Aralarında 1944 Türkçülük Turancılık olayları sebebiyle yirmiyedi yaşında genç bir üsteğmenken evi arandığında beşyüzü aşkın değerli kitabı da götürülen Alparslan Türkeş ile Dündar Taşer, Muzaffer Özdağ gibi fikir sahibi değerli kurmay subaylar ve onları tasfiye eden idam taraftarı MBK üyeleri ile Yassıada Kumandanı Tarık Güryay gibi nemrut ve gaddar subayların da bulunduğu ihtilâlcilere bugün ömründe beş kitap okumamış birisinin hiç ayırım yapmadan otuzsekiz serseri diyerek kabadayılık taslaması pek kolay. Bu onlar muktedirken söylenseydi bir değeri olurdu. Yassıada'da dimdik duran, küçük dağları ben yarattım edasındaki komutanla gerektiğinde yumruk yumruğa döğüşen Osman Turan, Fatin Rüştü Zorlu gibi mert isimler halen saygıyla anılıyorlar.
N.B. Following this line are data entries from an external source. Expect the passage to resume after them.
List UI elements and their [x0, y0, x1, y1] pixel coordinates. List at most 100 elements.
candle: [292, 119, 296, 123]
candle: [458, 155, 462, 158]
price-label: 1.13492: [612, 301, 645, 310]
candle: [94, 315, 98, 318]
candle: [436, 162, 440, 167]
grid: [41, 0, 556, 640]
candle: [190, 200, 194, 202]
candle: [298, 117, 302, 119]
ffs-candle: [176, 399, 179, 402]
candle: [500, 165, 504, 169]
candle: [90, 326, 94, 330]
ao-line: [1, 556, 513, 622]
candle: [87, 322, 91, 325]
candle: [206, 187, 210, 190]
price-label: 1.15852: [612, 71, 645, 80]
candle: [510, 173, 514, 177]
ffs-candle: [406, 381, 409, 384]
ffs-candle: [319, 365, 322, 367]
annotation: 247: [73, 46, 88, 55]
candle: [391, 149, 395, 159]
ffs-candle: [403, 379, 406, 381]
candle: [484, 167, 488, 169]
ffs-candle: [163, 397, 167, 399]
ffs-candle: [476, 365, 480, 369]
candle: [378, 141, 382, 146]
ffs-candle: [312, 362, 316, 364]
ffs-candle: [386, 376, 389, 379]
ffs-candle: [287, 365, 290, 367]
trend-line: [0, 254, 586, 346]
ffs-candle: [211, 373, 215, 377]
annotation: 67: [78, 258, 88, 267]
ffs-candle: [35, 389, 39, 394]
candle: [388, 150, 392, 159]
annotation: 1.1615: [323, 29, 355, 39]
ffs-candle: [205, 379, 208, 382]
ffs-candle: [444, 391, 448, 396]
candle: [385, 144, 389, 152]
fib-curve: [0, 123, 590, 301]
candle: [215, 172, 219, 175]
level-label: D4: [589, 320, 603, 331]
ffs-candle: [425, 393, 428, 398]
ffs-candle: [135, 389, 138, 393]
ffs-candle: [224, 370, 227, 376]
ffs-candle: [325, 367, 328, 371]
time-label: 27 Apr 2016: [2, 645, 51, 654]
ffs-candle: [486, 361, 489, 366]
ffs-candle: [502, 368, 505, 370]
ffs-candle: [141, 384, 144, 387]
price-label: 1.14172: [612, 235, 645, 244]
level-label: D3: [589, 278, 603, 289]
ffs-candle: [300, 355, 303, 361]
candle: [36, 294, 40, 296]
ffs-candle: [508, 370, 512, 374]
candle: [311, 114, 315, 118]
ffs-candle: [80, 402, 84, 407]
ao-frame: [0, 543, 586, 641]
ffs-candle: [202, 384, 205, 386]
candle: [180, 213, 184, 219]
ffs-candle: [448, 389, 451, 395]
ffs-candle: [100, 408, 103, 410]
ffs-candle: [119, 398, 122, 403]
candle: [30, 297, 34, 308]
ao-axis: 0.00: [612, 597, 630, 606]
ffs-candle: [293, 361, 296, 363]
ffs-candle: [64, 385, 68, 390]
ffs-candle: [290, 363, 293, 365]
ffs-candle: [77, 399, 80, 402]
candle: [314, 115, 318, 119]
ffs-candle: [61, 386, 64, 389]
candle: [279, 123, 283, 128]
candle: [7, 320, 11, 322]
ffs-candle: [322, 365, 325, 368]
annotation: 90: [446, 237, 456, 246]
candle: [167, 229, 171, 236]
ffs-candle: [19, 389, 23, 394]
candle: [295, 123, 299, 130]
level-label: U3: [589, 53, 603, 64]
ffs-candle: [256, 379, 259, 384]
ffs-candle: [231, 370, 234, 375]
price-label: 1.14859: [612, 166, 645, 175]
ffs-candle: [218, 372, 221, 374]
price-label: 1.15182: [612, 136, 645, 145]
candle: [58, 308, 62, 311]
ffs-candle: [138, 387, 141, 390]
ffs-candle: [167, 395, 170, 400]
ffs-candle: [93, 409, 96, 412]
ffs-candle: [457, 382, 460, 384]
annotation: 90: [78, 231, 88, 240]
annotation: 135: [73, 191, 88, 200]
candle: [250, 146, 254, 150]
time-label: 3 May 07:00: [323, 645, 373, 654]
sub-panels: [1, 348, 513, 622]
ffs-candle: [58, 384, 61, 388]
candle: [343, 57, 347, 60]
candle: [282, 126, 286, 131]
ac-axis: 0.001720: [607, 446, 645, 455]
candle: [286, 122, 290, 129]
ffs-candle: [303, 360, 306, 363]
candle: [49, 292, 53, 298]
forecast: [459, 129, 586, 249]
Bugün demokrasi şampiyonluğuna soyunanlar o devirde ya ihtilâli alkışlıyor, ya da mahkemelerden yakayı sıyırmak için Menderes aleyhine ifade veriyordu. İdamların gerçekleşmesinde bu tür sahtekarlârın ve asıl serserilerin payı vardır. Asamazlar, hiçbir yapamazlar, mahkemeleri bu yüzden uzatıyorlar, Menderes Yassıada'dan çıkıp beyaz atı ile Eyüpsultan'da görüldü gibi şayialar, mevcut gerilimi ve bölünen MBK'ya alternatif olarak kurulan Silahlı Kuvvetler Birliği teşkilâtının idamlar yönündeki baskısını arttırmıştır. Her şey olup bittikten sonra bu defa herkes idamlara karşı kesilmiştir. Gerçekte idamlara karşı çıkan tek kişi sürgündeki Alparslan Türkeş'tir. 13 Kasım ihaneti yaşanmasıydı idamlar gerçekleştirilemezdi. Gürsel gerçekten isteseydi idamlar gerçekleşmezdi. İnönü son anda mani olmaya çalışmak yerine baştan samimiyetle karşı çıksaydı idamlar gerçekleşmezdi. 14'ler tasfiye edildikten sonra yeniden oluşturulan MBK tasdik etmeseydi idamlar gerçekleşmezdi. Tasfiyeden sonra aciz duruma düşen MBK'nın da üzerinde bir güç olarak zuhur eden SKB ısrar etmeseydi idamlar gerçekleşmezdi. Amerika ve Avrupa karşı çıksaydı idamlar gerçekleşmezdi. Ve hatta demokratlar isteseydi idamlar gerçekleşmezdi. İhtilâl hakkında yeterli bilgiye sahip olmayanlar kamuoyunu yanlış bilgilendiriyorlar.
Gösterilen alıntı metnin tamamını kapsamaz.